我有一个.xml
文件,我必须在其中搜索“<reviseddate>
”标记。它可以在文件中多次出现。如果是这样,我必须将“<reviseddate>
”标记替换为“<reviseddate1>
”我需要一个shell脚本
案文的样本如下:
Manuscript received <receiveddate>June 7, 2005</receiveddate>; revised
<reviseddate> February 4, 2006 </reviseddate>, <reviseddate> August 14, 2006 </reviseddate>,
and <reviseddate> October 7, 2006 </reviseddate>. This work was supported by the
<supported><agency-name>California Department of Transportation through the California
Center for Innovative Transportation and the California Partners for Advanced Highway
and Transit Program</agency-name><grant-grp/></supported>. The contents of this paper
reflect the views of the authors and do not necessarily indicate acceptance by the
sponsors. The Associate Editor for this paper was M. M. Sokoloski.</affnote-para>
输出应如下
Manuscript received <receiveddate> June 7, 2005 <receiveddate>; revised
<reviseddate1> February 4, 2006 </reviseddate1>, <reviseddate2> August 14, 2006 </reviseddate2>,
and <reviseddate3> October 7, 2006 </reviseddate3>. This work was supported by the
<supported><agency-name>California Department of Transportation through the California
Center for Innovative Transportation and the California Partners for Advanced Highway
and Transit Program</agency-name><grant-grp/></supported>. The contents of this paper
reflect the views of the authors and do not necessarily indicate acceptance by the
sponsors.
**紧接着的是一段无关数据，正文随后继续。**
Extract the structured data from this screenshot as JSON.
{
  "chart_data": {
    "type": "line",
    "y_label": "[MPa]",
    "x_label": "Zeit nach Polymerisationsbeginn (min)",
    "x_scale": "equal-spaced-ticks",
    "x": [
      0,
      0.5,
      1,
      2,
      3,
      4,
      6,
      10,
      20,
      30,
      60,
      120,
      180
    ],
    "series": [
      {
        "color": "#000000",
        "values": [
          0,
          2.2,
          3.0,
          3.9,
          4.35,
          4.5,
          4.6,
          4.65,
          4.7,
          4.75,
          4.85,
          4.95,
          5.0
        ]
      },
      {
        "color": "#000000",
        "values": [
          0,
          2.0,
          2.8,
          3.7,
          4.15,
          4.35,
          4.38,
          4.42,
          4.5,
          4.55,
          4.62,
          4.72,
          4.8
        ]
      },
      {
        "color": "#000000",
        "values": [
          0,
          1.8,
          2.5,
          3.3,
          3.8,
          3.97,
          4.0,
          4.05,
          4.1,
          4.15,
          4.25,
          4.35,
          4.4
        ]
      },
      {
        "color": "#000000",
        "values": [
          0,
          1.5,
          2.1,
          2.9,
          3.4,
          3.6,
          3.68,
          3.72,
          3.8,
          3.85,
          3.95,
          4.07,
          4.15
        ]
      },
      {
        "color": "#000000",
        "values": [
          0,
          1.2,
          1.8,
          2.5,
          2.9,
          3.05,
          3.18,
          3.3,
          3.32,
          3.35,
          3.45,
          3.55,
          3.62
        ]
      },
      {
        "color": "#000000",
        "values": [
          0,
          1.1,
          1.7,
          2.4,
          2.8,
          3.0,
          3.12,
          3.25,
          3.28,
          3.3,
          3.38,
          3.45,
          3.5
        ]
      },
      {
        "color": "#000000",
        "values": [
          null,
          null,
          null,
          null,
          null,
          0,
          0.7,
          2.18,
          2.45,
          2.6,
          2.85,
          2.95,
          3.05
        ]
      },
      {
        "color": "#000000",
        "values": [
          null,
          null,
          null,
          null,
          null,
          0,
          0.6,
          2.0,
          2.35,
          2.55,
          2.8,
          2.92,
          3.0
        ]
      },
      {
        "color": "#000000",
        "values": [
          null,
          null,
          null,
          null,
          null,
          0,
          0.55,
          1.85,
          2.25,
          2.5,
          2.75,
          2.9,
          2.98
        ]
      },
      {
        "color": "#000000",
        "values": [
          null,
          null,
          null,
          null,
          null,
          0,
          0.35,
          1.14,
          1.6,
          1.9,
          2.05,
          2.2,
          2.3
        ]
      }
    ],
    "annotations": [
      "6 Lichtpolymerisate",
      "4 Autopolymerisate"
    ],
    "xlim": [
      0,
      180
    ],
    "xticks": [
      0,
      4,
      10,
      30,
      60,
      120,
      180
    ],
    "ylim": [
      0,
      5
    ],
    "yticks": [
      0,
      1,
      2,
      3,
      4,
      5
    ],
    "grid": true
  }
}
The Associate Editor for this paper was M. M. Sokoloski.</affnote-para>
我试过了:
for i in $c do
sed -e "s/<reviseddate>/<reviseddate$i>/g" $path/$input_file > $path/input_new.xml
cp $path/input_new.xml $path/$input_file
rm -f input_new.xml
done
答案 0 :(得分:0)
我会使用像这样的Perl脚本来完成这项工作:
#!/usr/bin/env perl
use strict;
use warnings;
my $i = 1;
while (<>)
{
while (m%<reviseddate>([^<]+)</reviseddate>%)
{
s%<reviseddate>([^<]*)</reviseddate>%<reviseddate$i>$1</reviseddate$i>%;
$i++;
}
print;
}
对于每一行,对于每个未编号的<reviseddate>
标记,请使用适当编号的标记替换标记。
示例输出:
Manuscript received <receiveddate>June 7, 2005</receiveddate>; revised
<reviseddate1> February 4, 2006 </reviseddate1>, <reviseddate2> August 14, 2006 </reviseddate2>,
and <reviseddate3> October 7, 2006 </reviseddate3>. This work was supported by the
<supported><agency-name>California Department of Transportation through the California
Center for Innovative Transportation and the California Partners for Advanced Highway
and Transit Program</agency-name><grant-grp/></supported>. The contents of this paper
reflect the views of the authors and do not necessarily indicate acceptance by the
sponsors. The Associate Editor for this paper was M. M. Sokoloski.</affnote-para>
您可以对此进行调整以处理其他方案,例如一行上的开始标记和下一行的结束标记。直到你需要它为止,没有必要为此烦恼。使用正则表达式是一门艺术。您需要在所有可能的情况下平衡迫切需求与弹性。
由于Perl显然不是'shell'(但sed
是),您可以安排经常处理文件以查找所有条目并进行更改。
tmp=$(mktemp ./revise.XXXXXXXXXXXX)
trap "rm -f $tmp; exit 1" 0 1 2 3 13 15
i=1
while grep -s '<reviseddate>' filename
do
sed "1,/<reviseddate>/ s%<reviseddate>\([^<]*\)</reviseddate>%<reviseddate$i>\1</reviseddate$i>%" filename > $tmp
mv $tmp filename
i=$(($i+1))
done
rm -f $tmp # Should be a no-op
trap 0
这会迭代更新文件。 1,/<reviseddata>
部分确保只更新第一个<reviseddate>
标记(g
命令上没有s%%%
,这是至关重要的)。陷阱代码可确保不留下临时文件。
这适用于您的样本数据,提供相同的输出。对于小文件,它很好。如果您正在管理多GB文件,Perl会更好,因为它会处理一次文件。